Already being a writer is out of the question. You are not one, it seems—no matter how much writing you do—if you don’t have an audience. More specifically, an audience made of people who do not necessarily know you. Who do not start out knowing you. They know you through your work. Or they will. Or they would, if it was me and this was a blog.

It’s not, you know. The point—See, the point is to share it. “Hey, look over here.” That was what this was going to be, at the beginning. They’re very clever, my friends. Good with words. Sincere. I could be clever, maybe. That was the plan. It failed, but still— Social media. Word of mouth. The link up there still works; I can post it places even if I’m not actually being clever anymore and just…

I can’t do it, though. This isn’t a fucking blog. I had—Oh, I had the wrong idea and I can’t twist my thoughts into the right shapes, I guess, because every single one of these posts is a letter to someone no matter how they start out, and what if a Someone should find me out?
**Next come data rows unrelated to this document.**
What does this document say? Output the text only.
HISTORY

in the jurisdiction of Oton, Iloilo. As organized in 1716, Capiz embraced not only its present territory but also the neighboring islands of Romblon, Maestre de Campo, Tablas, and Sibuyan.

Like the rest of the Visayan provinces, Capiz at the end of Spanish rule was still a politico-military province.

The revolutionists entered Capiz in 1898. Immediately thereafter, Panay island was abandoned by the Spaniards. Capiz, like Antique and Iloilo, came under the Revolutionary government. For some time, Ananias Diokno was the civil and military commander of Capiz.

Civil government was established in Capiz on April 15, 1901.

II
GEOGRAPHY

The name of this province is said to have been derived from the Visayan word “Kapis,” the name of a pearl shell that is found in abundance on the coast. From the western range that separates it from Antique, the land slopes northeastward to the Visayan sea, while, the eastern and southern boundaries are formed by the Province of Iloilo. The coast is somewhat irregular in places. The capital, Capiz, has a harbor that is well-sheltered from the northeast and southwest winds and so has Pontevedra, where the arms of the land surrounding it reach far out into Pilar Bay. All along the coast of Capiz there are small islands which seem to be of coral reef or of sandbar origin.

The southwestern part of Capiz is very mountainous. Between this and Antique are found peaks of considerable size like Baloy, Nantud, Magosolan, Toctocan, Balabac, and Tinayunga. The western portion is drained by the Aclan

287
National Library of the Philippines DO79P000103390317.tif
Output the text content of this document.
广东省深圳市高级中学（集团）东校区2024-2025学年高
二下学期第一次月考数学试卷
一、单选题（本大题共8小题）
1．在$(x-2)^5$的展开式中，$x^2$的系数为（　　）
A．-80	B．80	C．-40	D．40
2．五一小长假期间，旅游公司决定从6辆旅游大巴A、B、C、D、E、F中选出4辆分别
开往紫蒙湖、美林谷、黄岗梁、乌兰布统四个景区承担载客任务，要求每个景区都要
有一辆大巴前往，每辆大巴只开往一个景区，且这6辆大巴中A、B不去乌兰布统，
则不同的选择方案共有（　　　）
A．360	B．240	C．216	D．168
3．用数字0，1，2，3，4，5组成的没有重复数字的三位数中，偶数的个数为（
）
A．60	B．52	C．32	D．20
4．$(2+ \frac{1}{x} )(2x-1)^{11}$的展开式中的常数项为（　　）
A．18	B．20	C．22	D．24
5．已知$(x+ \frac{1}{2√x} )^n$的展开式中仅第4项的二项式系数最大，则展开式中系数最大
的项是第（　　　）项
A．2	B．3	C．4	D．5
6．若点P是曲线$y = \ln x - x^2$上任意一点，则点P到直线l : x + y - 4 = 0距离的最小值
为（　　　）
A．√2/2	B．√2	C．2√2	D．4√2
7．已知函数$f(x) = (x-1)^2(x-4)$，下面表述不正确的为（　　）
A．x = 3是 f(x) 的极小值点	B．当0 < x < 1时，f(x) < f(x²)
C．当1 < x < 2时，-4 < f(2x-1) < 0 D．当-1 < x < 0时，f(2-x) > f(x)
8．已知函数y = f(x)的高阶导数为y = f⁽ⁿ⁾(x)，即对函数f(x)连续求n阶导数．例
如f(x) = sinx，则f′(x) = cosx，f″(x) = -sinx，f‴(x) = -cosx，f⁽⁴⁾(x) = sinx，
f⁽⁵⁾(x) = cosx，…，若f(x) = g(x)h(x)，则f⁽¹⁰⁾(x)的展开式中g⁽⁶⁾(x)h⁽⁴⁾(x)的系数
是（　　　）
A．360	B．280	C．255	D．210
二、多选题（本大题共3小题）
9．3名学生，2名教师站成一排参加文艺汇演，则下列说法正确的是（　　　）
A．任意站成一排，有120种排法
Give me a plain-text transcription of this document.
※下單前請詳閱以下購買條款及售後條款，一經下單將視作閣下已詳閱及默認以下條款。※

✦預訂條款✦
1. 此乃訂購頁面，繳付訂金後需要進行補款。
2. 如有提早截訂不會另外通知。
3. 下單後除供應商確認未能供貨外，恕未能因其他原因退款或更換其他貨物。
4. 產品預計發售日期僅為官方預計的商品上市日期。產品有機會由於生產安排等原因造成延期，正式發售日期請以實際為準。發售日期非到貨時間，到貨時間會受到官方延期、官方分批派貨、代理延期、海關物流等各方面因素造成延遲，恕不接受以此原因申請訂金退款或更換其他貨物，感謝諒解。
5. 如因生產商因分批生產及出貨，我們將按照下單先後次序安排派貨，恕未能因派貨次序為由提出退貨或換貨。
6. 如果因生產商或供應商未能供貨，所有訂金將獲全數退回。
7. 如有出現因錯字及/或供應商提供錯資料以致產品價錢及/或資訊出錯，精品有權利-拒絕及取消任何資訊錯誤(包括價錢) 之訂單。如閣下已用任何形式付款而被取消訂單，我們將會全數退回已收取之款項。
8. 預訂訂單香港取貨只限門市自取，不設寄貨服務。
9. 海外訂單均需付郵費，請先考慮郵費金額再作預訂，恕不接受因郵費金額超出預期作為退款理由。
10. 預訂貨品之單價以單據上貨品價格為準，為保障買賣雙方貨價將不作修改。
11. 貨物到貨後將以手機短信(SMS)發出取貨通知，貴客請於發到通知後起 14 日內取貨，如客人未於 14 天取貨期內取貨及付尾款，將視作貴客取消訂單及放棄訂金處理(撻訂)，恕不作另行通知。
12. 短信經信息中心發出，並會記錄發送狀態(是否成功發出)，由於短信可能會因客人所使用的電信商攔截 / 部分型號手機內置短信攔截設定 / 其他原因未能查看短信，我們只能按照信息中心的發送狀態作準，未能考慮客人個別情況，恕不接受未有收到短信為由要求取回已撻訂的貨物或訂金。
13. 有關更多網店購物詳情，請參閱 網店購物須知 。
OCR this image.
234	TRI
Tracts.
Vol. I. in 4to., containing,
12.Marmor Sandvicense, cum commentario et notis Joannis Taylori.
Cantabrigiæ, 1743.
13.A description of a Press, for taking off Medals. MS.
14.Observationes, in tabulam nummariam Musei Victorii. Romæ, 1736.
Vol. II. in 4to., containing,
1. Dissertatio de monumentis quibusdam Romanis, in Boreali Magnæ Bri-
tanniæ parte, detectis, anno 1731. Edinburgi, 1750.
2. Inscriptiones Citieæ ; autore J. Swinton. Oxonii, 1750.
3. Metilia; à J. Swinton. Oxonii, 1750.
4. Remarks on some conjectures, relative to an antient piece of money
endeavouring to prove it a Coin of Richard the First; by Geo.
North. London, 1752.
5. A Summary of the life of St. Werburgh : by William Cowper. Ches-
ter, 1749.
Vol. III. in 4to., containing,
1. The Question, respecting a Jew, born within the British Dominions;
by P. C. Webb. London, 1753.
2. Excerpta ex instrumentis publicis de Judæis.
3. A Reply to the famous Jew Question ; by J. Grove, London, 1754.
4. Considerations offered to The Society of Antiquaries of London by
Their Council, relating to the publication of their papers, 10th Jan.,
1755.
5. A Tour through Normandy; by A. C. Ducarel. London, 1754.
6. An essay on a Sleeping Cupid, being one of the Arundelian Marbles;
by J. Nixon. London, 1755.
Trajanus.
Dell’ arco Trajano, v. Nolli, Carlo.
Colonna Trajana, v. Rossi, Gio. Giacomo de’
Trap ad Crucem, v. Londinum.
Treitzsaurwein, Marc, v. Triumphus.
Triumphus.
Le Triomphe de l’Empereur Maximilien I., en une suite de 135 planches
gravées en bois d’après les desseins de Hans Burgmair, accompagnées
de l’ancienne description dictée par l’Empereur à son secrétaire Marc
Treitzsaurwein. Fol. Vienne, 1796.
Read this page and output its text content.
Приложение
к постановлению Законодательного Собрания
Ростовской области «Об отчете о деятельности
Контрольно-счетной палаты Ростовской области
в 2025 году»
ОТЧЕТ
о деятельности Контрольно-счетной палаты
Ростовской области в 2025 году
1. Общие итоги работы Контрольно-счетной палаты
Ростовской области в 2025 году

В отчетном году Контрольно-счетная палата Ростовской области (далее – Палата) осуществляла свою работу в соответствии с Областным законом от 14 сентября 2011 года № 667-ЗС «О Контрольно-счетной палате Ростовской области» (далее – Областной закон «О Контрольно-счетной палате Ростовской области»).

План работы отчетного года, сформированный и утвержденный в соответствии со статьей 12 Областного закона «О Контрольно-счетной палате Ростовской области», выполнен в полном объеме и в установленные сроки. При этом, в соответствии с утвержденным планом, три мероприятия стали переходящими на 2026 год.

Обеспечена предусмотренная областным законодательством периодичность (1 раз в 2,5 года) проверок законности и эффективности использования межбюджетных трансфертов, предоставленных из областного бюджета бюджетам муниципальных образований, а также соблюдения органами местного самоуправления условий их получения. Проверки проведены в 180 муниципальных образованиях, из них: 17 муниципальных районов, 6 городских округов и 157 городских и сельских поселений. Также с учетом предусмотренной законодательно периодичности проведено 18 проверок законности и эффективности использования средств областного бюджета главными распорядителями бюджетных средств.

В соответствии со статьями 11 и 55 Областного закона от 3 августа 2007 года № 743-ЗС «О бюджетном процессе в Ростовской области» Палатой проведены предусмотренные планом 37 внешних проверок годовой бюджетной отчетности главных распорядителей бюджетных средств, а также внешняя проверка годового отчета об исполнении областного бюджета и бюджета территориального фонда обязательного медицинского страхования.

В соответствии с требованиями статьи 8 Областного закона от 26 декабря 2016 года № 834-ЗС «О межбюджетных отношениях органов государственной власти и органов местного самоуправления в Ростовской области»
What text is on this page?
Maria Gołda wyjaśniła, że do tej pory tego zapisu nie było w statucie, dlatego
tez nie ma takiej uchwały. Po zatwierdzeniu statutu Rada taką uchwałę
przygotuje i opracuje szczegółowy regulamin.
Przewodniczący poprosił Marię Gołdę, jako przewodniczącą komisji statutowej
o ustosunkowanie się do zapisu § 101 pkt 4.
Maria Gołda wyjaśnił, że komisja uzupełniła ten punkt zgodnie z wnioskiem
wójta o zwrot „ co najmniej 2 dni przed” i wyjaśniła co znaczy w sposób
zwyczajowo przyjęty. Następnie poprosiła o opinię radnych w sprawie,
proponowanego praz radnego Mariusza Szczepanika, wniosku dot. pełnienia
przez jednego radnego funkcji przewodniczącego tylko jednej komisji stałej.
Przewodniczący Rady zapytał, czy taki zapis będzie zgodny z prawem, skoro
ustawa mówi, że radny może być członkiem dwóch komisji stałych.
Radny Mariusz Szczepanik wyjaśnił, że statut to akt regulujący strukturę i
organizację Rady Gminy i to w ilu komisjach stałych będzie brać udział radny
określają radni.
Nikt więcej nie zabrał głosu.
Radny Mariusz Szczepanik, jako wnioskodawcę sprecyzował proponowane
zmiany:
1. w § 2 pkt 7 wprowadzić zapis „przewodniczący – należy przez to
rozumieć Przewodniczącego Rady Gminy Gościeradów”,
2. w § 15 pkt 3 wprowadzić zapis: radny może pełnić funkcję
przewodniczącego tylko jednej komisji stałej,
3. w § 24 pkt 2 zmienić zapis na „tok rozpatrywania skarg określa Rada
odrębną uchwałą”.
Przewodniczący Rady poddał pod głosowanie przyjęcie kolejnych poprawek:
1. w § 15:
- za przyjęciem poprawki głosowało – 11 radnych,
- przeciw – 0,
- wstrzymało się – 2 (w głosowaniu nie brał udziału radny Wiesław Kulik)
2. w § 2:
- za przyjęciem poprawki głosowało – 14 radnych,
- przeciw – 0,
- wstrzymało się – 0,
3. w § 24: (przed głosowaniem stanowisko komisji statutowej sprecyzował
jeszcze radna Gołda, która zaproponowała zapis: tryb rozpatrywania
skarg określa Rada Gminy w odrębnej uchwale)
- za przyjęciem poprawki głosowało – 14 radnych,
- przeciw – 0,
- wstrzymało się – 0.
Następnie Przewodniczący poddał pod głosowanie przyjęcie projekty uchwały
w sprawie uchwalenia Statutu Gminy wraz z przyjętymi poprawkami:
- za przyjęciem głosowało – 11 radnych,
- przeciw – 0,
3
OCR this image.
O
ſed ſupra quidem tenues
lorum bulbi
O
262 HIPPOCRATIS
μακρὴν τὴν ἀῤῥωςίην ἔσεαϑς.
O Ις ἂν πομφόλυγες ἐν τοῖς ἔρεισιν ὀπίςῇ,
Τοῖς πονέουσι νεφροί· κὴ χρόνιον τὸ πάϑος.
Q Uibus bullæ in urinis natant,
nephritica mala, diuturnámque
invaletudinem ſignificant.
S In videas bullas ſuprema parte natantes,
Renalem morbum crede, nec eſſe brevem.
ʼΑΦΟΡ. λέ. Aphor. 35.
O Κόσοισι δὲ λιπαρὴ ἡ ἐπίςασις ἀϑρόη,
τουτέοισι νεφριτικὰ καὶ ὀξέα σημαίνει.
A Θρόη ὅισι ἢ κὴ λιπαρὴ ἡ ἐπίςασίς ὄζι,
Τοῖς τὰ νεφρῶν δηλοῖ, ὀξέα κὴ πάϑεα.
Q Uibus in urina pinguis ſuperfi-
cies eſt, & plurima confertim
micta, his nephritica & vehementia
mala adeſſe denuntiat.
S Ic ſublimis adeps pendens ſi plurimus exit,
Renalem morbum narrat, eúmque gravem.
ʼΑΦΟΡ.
Find themselves? Catch me saying what I mean?

Sometimes I can’t say things when I want to. Make that all the time.

This is not a letter, but also it is.

I am not not-a-writer because I don’t have a fucking audience. I am not a writer for other reasons. Does writing for yourself make you a writer? I don’t know. I don’t write for myself; I write letters. It’s all I’ve ever done. What we have here is a failure to communicate. You see, I can’t speak.

Maybe I should start a blog, but what would I write there if I can’t abide the thought of an opened envelope? Of truth? Of someone else’s eyes? Maybe I should forget the whole thing. Of course, I’ve said that before.

Monday, July 1, 2013

.

It’s down to this: I can’t find myself under all this doubt anymore—as happens frequently, I’m afraid—and I don’t see a way forward. I don’t know whether I’ll ever be able to say of myself that I have integrity and believe it. All I see now is an idiot child-thing who will one day be someone that used to want to be a writer. 

But you believe in me. You always have. I cannot see anything about myself worth keeping, but you want me here. And I cannot build bridges or open doors, but I trust you as much as I can trust anyone. It’s down to this: I would rather keep promises than break them. I would rather create one fragile, worthless thing than nothing at all. I do not share or understand your faith, but I would rather prove you right than prove you wrong.